Question & Answer
Question: I'm struggling to explain why HMDA treats these two situations differently. First, a loan for the purpose of purchasing a house, where the loan proceeds provide for the down payment and the collateral taken is unimproved land, is, a non-reportable loan. Second, a loan for the purpose of purchasing a house where we also take a house as collateral which would be reportable on the LAR. Since both transactions involve a home purchase, I am having trouble explaining this to loan personnel.
Answer: This is tough to explain, especially when lenders are looking for a reason. Sometimes I find that a little history helps to understand what is going on, especially when the rule doesn't seem to make sense. Compliance doesn't always make sense. In this case, the confusion comes from having to draw the line somewhere and this is the place.

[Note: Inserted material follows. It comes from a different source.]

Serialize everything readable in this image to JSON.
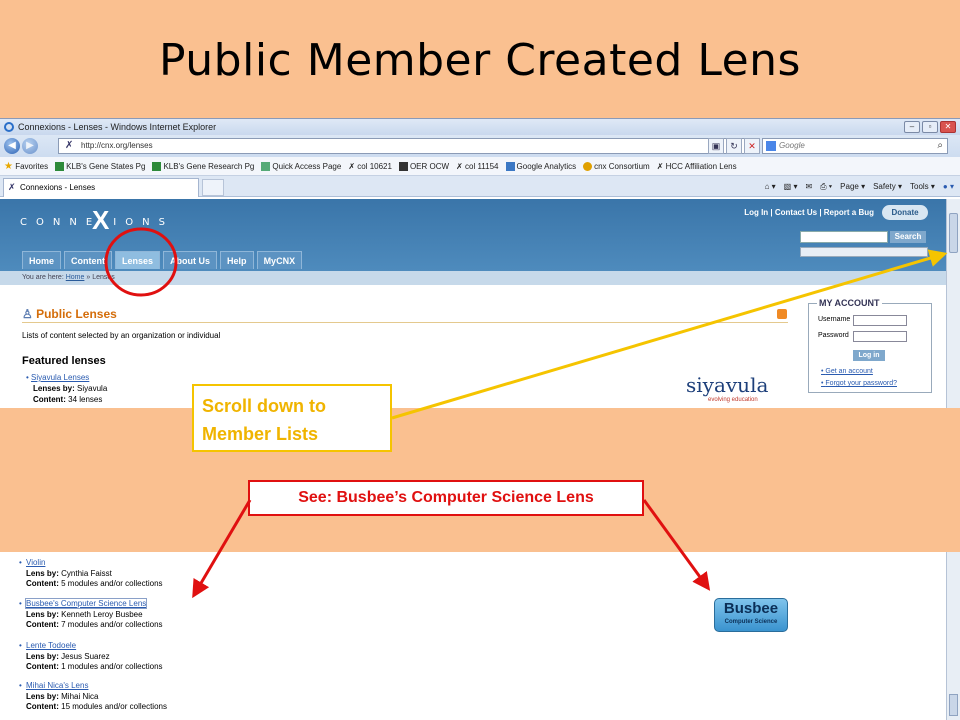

Now for the history. HMDA was originally thought up because of allegations that banks were unwilling to lend in certain areas (generally older housing and minority neighborhoods) and too eager to lend in the suburbs on new construction. HMDA was designed to document and report where lenders actually lend and on what kind of housing. Given this history and purpose, the unimproved lot simply isn't relevant, particularly if it is unrelated to the home purchase transaction. It is simply a piece of security property floating out there, much like stocks or a car.

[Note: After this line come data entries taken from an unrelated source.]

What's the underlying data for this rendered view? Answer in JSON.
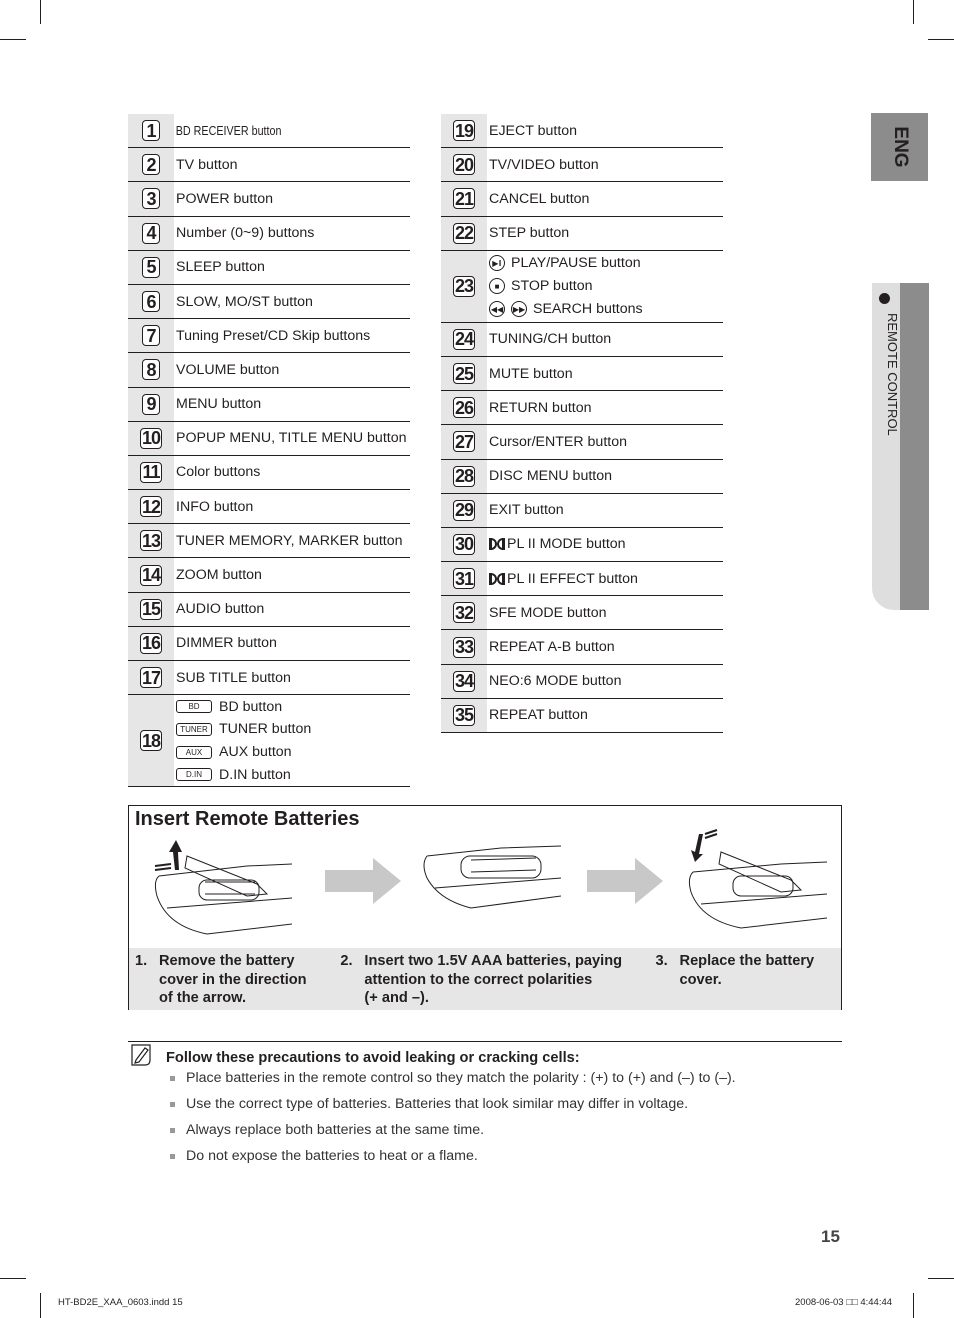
{
  "left_table": [
    {
      "num": "1",
      "label": "BD RECEIVER button"
    },
    {
      "num": "2",
      "label": "TV button"
    },
    {
      "num": "3",
      "label": "POWER button"
    },
    {
      "num": "4",
      "label": "Number (0~9) buttons"
    },
    {
      "num": "5",
      "label": "SLEEP button"
    },
    {
      "num": "6",
      "label": "SLOW, MO/ST button"
    },
    {
      "num": "7",
      "label": "Tuning Preset/CD Skip buttons"
    },
    {
      "num": "8",
      "label": "VOLUME button"
    },
    {
      "num": "9",
      "label": "MENU button"
    },
    {
      "num": "10",
      "label": "POPUP MENU, TITLE MENU button"
    },
    {
      "num": "11",
      "label": "Color buttons"
    },
    {
      "num": "12",
      "label": "INFO button"
    },
    {
      "num": "13",
      "label": "TUNER MEMORY, MARKER button"
    },
    {
      "num": "14",
      "label": "ZOOM button"
    },
    {
      "num": "15",
      "label": "AUDIO button"
    },
    {
      "num": "16",
      "label": "DIMMER button"
    },
    {
      "num": "17",
      "label": "SUB TITLE button"
    },
    {
      "num": "18",
      "items": [
        {
          "key": "BD",
          "label": "BD button"
        },
        {
          "key": "TUNER",
          "label": "TUNER button"
        },
        {
          "key": "AUX",
          "label": "AUX button"
        },
        {
          "key": "D.IN",
          "label": "D.IN button"
        }
      ]
    }
  ],
  "right_table": [
    {
      "num": "19",
      "label": "EJECT button"
    },
    {
      "num": "20",
      "label": "TV/VIDEO button"
    },
    {
      "num": "21",
      "label": "CANCEL button"
    },
    {
      "num": "22",
      "label": "STEP button"
    },
    {
      "num": "23",
      "items": [
        {
          "icons": [
            "play-pause-icon"
          ],
          "glyphs": [
            "▶‖"
          ],
          "label": "PLAY/PAUSE button"
        },
        {
          "icons": [
            "stop-icon"
          ],
          "glyphs": [
            "■"
          ],
          "label": "STOP button"
        },
        {
          "icons": [
            "rewind-icon",
            "fast-forward-icon"
          ],
          "glyphs": [
            "◀◀",
            "▶▶"
          ],
          "label": "SEARCH buttons"
        }
      ]
    },
    {
      "num": "24",
      "label": "TUNING/CH button"
    },
    {
      "num": "25",
      "label": "MUTE button"
    },
    {
      "num": "26",
      "label": "RETURN button"
    },
    {
      "num": "27",
      "label": "Cursor/ENTER button"
    },
    {
      "num": "28",
      "label": "DISC MENU button"
    },
    {
      "num": "29",
      "label": "EXIT button"
    },
    {
      "num": "30",
      "label": "PL II MODE button",
      "dolby": true
    },
    {
      "num": "31",
      "label": "PL II EFFECT button",
      "dolby": true
    },
    {
      "num": "32",
      "label": "SFE MODE button"
    },
    {
      "num": "33",
      "label": "REPEAT A-B button"
    },
    {
      "num": "34",
      "label": "NEO:6 MODE button"
    },
    {
      "num": "35",
      "label": "REPEAT button"
    }
  ],
  "side_tabs": {
    "language": "ENG",
    "section": "REMOTE CONTROL"
  },
  "batteries": {
    "title": "Insert Remote Batteries",
    "steps": [
      {
        "n": "1.",
        "text": [
          "Remove the battery",
          "cover in the direction",
          "of the arrow."
        ]
      },
      {
        "n": "2.",
        "text": [
          "Insert two 1.5V AAA batteries, paying",
          "attention to the correct polarities",
          "(+ and –)."
        ]
      },
      {
        "n": "3.",
        "text": [
          "Replace the battery",
          "cover."
        ]
      }
    ]
  },
  "note": {
    "title": "Follow these precautions to avoid leaking or cracking cells:",
    "items": [
      "Place batteries in the remote control so they match the polarity : (+) to (+) and (–) to (–).",
      "Use the correct type of batteries. Batteries that look similar may differ in voltage.",
      "Always replace both batteries at the same time.",
      "Do not expose the batteries to heat or a flame."
    ]
  },
  "page_number": "15",
  "footer": {
    "file": "HT-BD2E_XAA_0603.indd   15",
    "timestamp": "2008-06-03   □□ 4:44:44"
  }
}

However, where the collateral is a house, we have more trouble saying that the security property is not relevant to HMDA. It is, in fact, a dwelling. This strikes to the heart of the concerns that HMDA is designed to measure: will you lend in my neighborhood in spite of who lives there and how new or old the houses are. So, this security can't be excused from HMDA coverage even though it is taken for the same purpose as the raw lot.